European Developments
- Eurozone governments will rack up deficits close to €1T as they increase spending to combat the economic impact of the pandemic. According to Financial Times calculations of draft budget plans, the eurozone will slide to an aggregate fiscal deficit of €976B equal to 8.9% of GDP this year. Governments estimated deficits would remain high in 2021 with expected aggregate shortfall to be under €700B or 6% of GDP. However, investors and policymakers alike are nonplussed about government spending and debt levels, indicative of a shift in attitude from supporting austerity to heavy borrowing.

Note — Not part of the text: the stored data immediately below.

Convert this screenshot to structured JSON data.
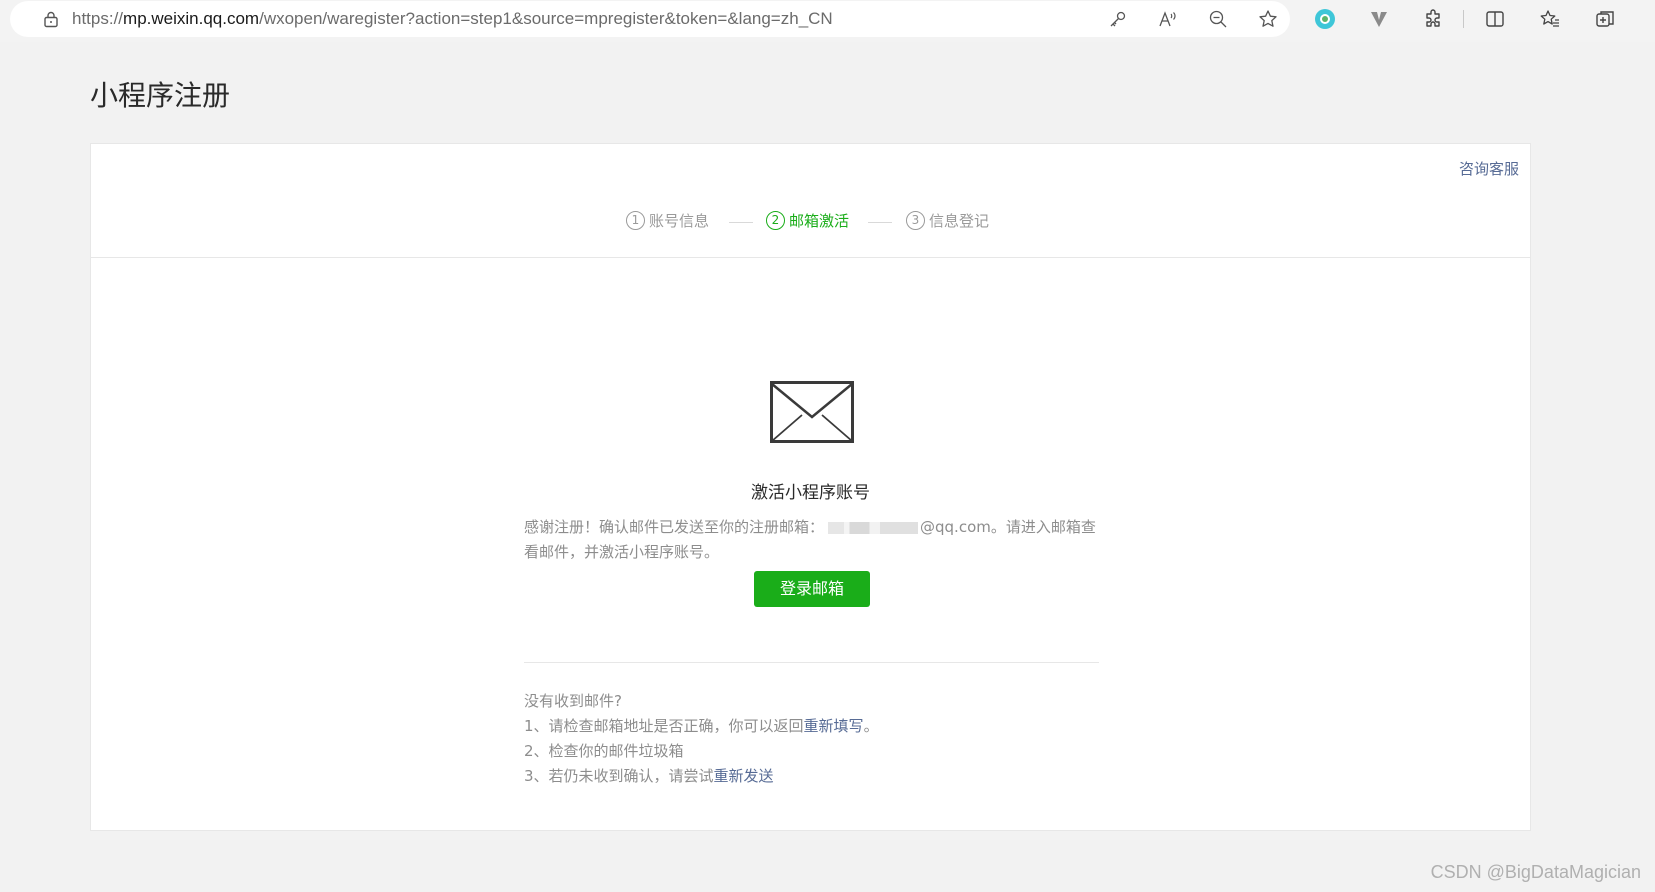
{
  "browser": {
    "url_prefix": "https://",
    "url_host": "mp.weixin.qq.com",
    "url_path": "/wxopen/waregister?action=step1&source=mpregister&token=&lang=zh_CN",
    "address_icons": [
      "key-icon",
      "read-aloud-icon",
      "zoom-out-icon",
      "favorite-star-icon"
    ],
    "toolbar_icons": [
      "extension-colorful-icon",
      "extension-v-icon",
      "extensions-puzzle-icon",
      "split-screen-icon",
      "favorites-icon",
      "collections-icon"
    ]
  },
  "page": {
    "title": "小程序注册",
    "consult_link": "咨询客服"
  },
  "steps": [
    {
      "num": "1",
      "label": "账号信息",
      "active": false
    },
    {
      "num": "2",
      "label": "邮箱激活",
      "active": true
    },
    {
      "num": "3",
      "label": "信息登记",
      "active": false
    }
  ],
  "activation": {
    "title": "激活小程序账号",
    "desc_prefix": "感谢注册！确认邮件已发送至你的注册邮箱：",
    "desc_email_suffix": "@qq.com",
    "desc_suffix": "。请进入邮箱查看邮件，并激活小程序账号。",
    "login_button": "登录邮箱"
  },
  "tips": {
    "heading": "没有收到邮件?",
    "line1_text": "1、请检查邮箱地址是否正确，你可以返回",
    "line1_link": "重新填写",
    "line1_end": "。",
    "line2_text": "2、检查你的邮件垃圾箱",
    "line3_text": "3、若仍未收到确认，请尝试",
    "line3_link": "重新发送"
  },
  "watermark": "CSDN @BigDataMagician",
  "colors": {
    "accent_green": "#1aad19",
    "link_blue": "#576b95"
  }
}
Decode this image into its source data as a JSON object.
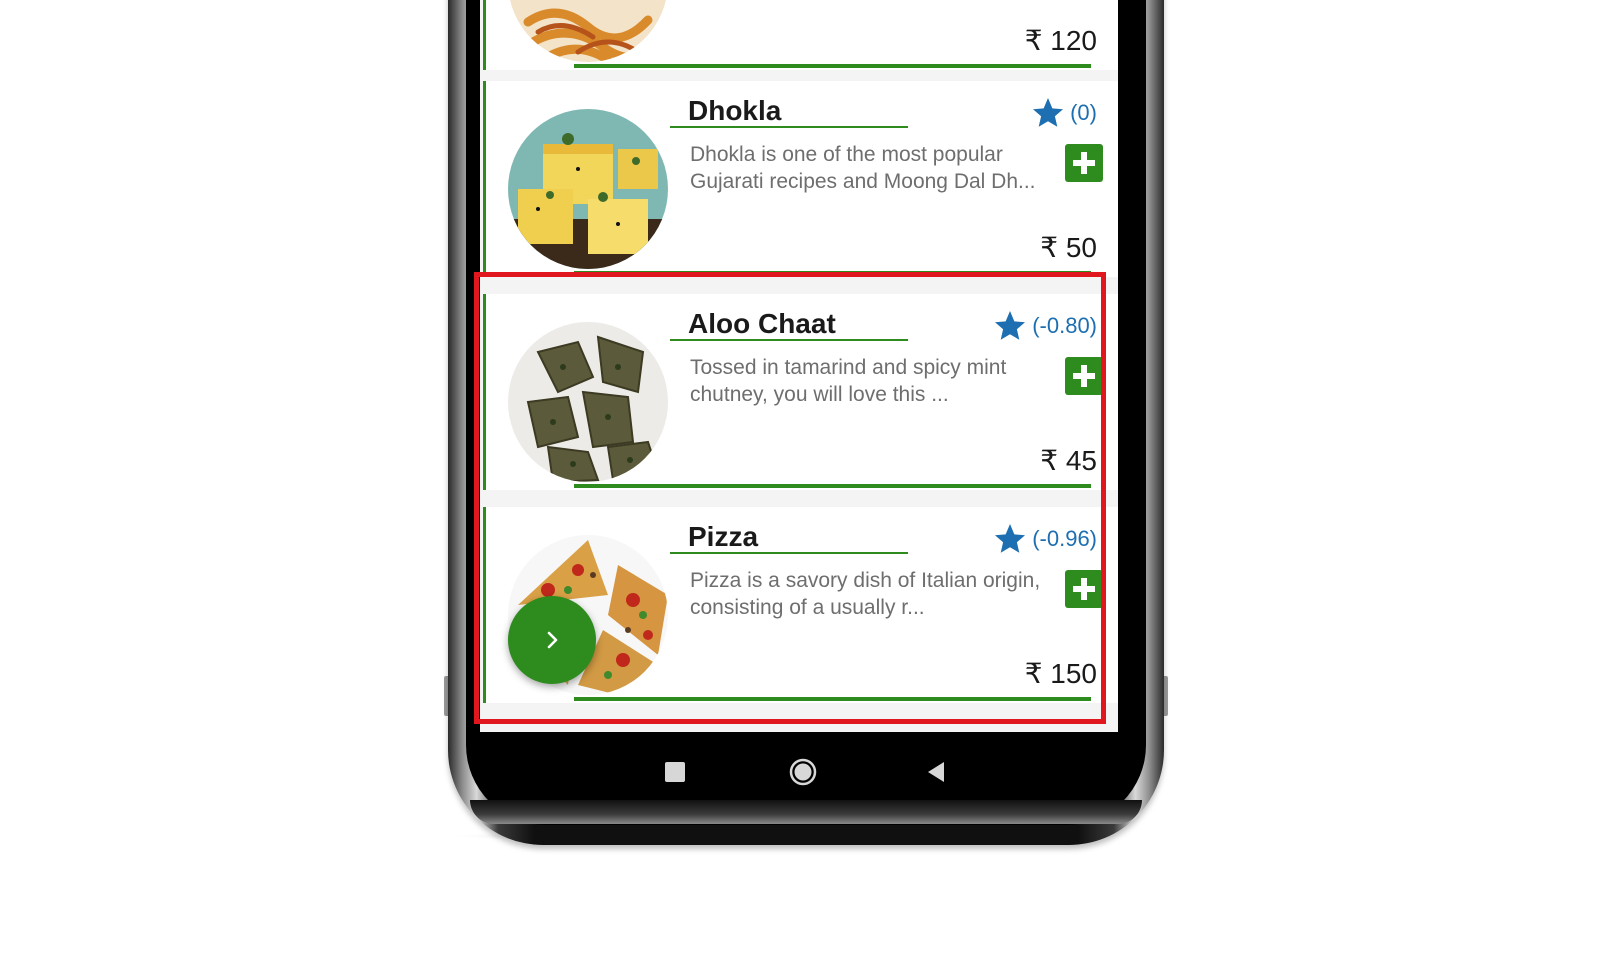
{
  "colors": {
    "accent_green": "#2e8b1e",
    "rating_blue": "#1d6fb1",
    "highlight_red": "#e0171f"
  },
  "menu": {
    "items": [
      {
        "name": "",
        "description": "",
        "rating": "",
        "price": "₹ 120",
        "image": "pasta-image"
      },
      {
        "name": "Dhokla",
        "description": "Dhokla is one of the most popular Gujarati recipes and Moong Dal Dh...",
        "rating": "(0)",
        "price": "₹ 50",
        "image": "dhokla-image"
      },
      {
        "name": "Aloo Chaat",
        "description": "Tossed in tamarind and spicy mint chutney, you will love this ...",
        "rating": "(-0.80)",
        "price": "₹ 45",
        "image": "aloo-chaat-image"
      },
      {
        "name": "Pizza",
        "description": "Pizza is a savory dish of Italian origin, consisting of a usually r...",
        "rating": "(-0.96)",
        "price": "₹ 150",
        "image": "pizza-image"
      }
    ]
  },
  "fab": {
    "icon": "chevron-right-icon"
  },
  "navbar": {
    "recents_icon": "square-recents-icon",
    "home_icon": "circle-home-icon",
    "back_icon": "triangle-back-icon"
  }
}
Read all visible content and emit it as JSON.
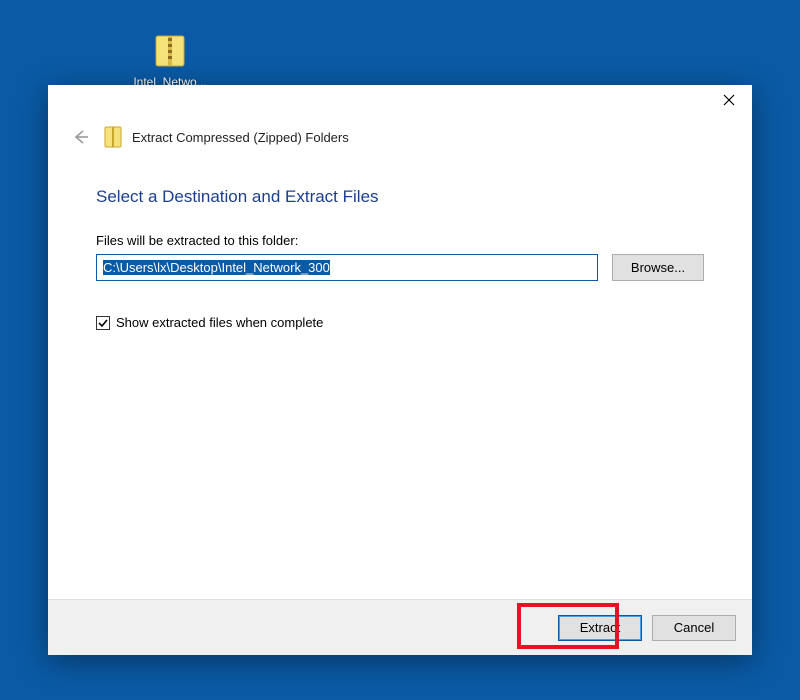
{
  "desktop": {
    "icon_label": "Intel_Netwo..."
  },
  "dialog": {
    "window_title": "Extract Compressed (Zipped) Folders",
    "instruction": "Select a Destination and Extract Files",
    "path_label": "Files will be extracted to this folder:",
    "path_value": "C:\\Users\\lx\\Desktop\\Intel_Network_300",
    "browse_label": "Browse...",
    "checkbox_label": "Show extracted files when complete",
    "checkbox_checked": true,
    "extract_label": "Extract",
    "cancel_label": "Cancel"
  },
  "colors": {
    "desktop_bg": "#0a5aa5",
    "heading_blue": "#1b3f8f",
    "highlight_red": "#e81123"
  }
}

- The European Fiscal Board called for EU countries to address weaknesses in the bloc’s Stability and Growth Pact before reapplying the currently suspended fiscal rules. The European Commission used a so-called escape clause to suspend the enforcement of the SGP, which imposes a 60% debt-to-GDP ceiling, due to the economic crisis caused by the pandemic. The Commission delayed a review of the controversial SGP with countries debating how to rewrite it.
Emerging Markets
- The Chinese economy expanded 4.9% in the third quarter with industrial growth powering its economic recovery. Though GDP expansion fell short of expectations, it was well ahead of the 3.2% increase in the second quarter. The state-backed industrial boom has led to industrial production increasing 6.9% in September, which is the same rate as in December before the virus outbreak. Retail sales rose 3.3% last month, their best performance this year. According to Eswar Prasad of Cornell University, “China is likely to be the sole major economy in the world to register positive growth this year.” China’s central bank governor estimated that the Chinese government will likely grow 2% this year.
Odds and Ends
- Nicole Bateman and Martha Ross write for Brookings on why COVID-19 has been especially harmful for working women.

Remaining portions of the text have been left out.